От его рева Насадный подскочил, слетела дрема - под ногами враги
ненавистные - крылатые облюбовавшие Арктику насекомые, коричневые твари, -
начал топтать их унтами, слыша характерный хруст, будто по жареным
семечкам ходил!
И нечаянно наступил на руку мальчишки, откинутую в глубоком сне. Казалось,
раздавил, но ребенок не проснулся, только сжал ладошку в кулачок. Он
заглянул ему в лицо и внезапно узнал себя - питерского блокадного
головастика. Так уже было: он спал на полу бомбоубежища и кто-то в темноте
наступил на руку...
Он склонился над мальчиком, бережно убрал его руку из-под ног и долго
гладил кулачок, пока он не ослаб и прощенно не разжался.

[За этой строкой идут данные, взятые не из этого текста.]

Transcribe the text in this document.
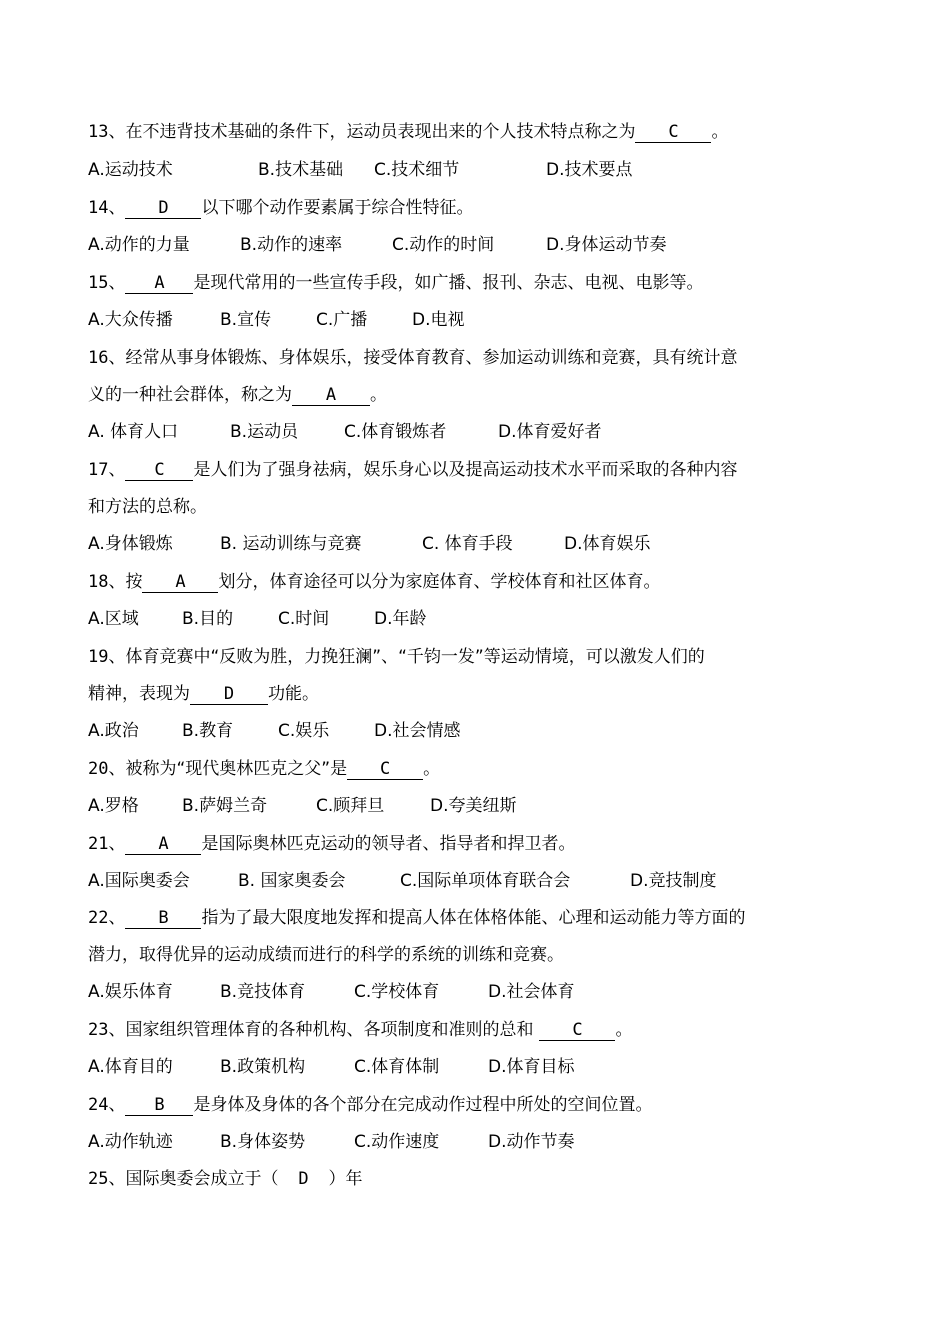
13、在不违背技术基础的条件下，运动员表现出来的个人技术特点称之为 C 。
A.运动技术	B.技术基础 C.技术细节	D.技术要点
14、 D 以下哪个动作要素属于综合性特征。
A.动作的力量	B.动作的速率	C.动作的时间	D.身体运动节奏
15、 A 是现代常用的一些宣传手段，如广播、报刊、杂志、电视、电影等。
A.大众传播	B.宣传	C.广播	D.电视
16、经常从事身体锻炼、身体娱乐，接受体育教育、参加运动训练和竞赛，具有统计意
义的一种社会群体，称之为 A 。
A. 体育人口	B.运动员	C.体育锻炼者	D.体育爱好者
17、 C 是人们为了强身祛病，娱乐身心以及提高运动技术水平而采取的各种内容
和方法的总称。
A.身体锻炼	B. 运动训练与竞赛	C. 体育手段	D.体育娱乐
18、按 A 划分，体育途径可以分为家庭体育、学校体育和社区体育。
A.区域	B.目的	C.时间	D.年龄
19、体育竞赛中“反败为胜，力挽狂澜”、“千钧一发”等运动情境，可以激发人们的
精神，表现为 D 功能。
A.政治	B.教育	C.娱乐	D.社会情感
20、被称为“现代奥林匹克之父”是 C 。
A.罗格	B.萨姆兰奇	C.顾拜旦	D.夸美纽斯
21、 A 是国际奥林匹克运动的领导者、指导者和捍卫者。
A.国际奥委会	B. 国家奥委会	C.国际单项体育联合会	D.竞技制度
22、 B 指为了最大限度地发挥和提高人体在体格体能、心理和运动能力等方面的
潜力，取得优异的运动成绩而进行的科学的系统的训练和竞赛。
A.娱乐体育	B.竞技体育	C.学校体育	D.社会体育
23、国家组织管理体育的各种机构、各项制度和准则的总和 C 。
A.体育目的	B.政策机构	C.体育体制	D.体育目标
24、 B 是身体及身体的各个部分在完成动作过程中所处的空间位置。
A.动作轨迹	B.身体姿势	C.动作速度	D.动作节奏
25、国际奥委会成立于（ D ）年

Потом только огляделся - мать моя! - откуда столько народу?! Вроде бы
засыпал в полупустом зале...
Этот сон вовсе и не был сном. Однажды с Рожиным - а дело было в
семидесятом, когда возвращались из первой официально-настоящей экспедиции,
- они отдали "генеральские" билеты женщинам, геологам-поисковикам, которые
рвались домой, в Питер. И последний Ил-18 стартовал из Хатанги под самый
занавес двухнедельной пурги, а они остались истреблять отвратительных,
мерзких насекомых...
По истечении первой недели Насадный впал в анабиоз, когда сон и явь
спрессовались в единый конгломерат, поэтому оглушающий крик Рожина
прозвучал, как будильник.
Из динамиков несся чистый, завораживающий голос Анны Герман: "Надежда, мой
компас земной..."
- Вставайте! Слушайте песню! - все еще гремел старый сподвижник. - Хватит
спать! Замерзнете!
Проснулся лишь один мальчик под ногами, сел и завертел головенкой. Тогда
Рожин закричал в отчаянии:
- Грабят! Держите карманы! Воры, вокруг воры! Эй, куда потянул кошелек?!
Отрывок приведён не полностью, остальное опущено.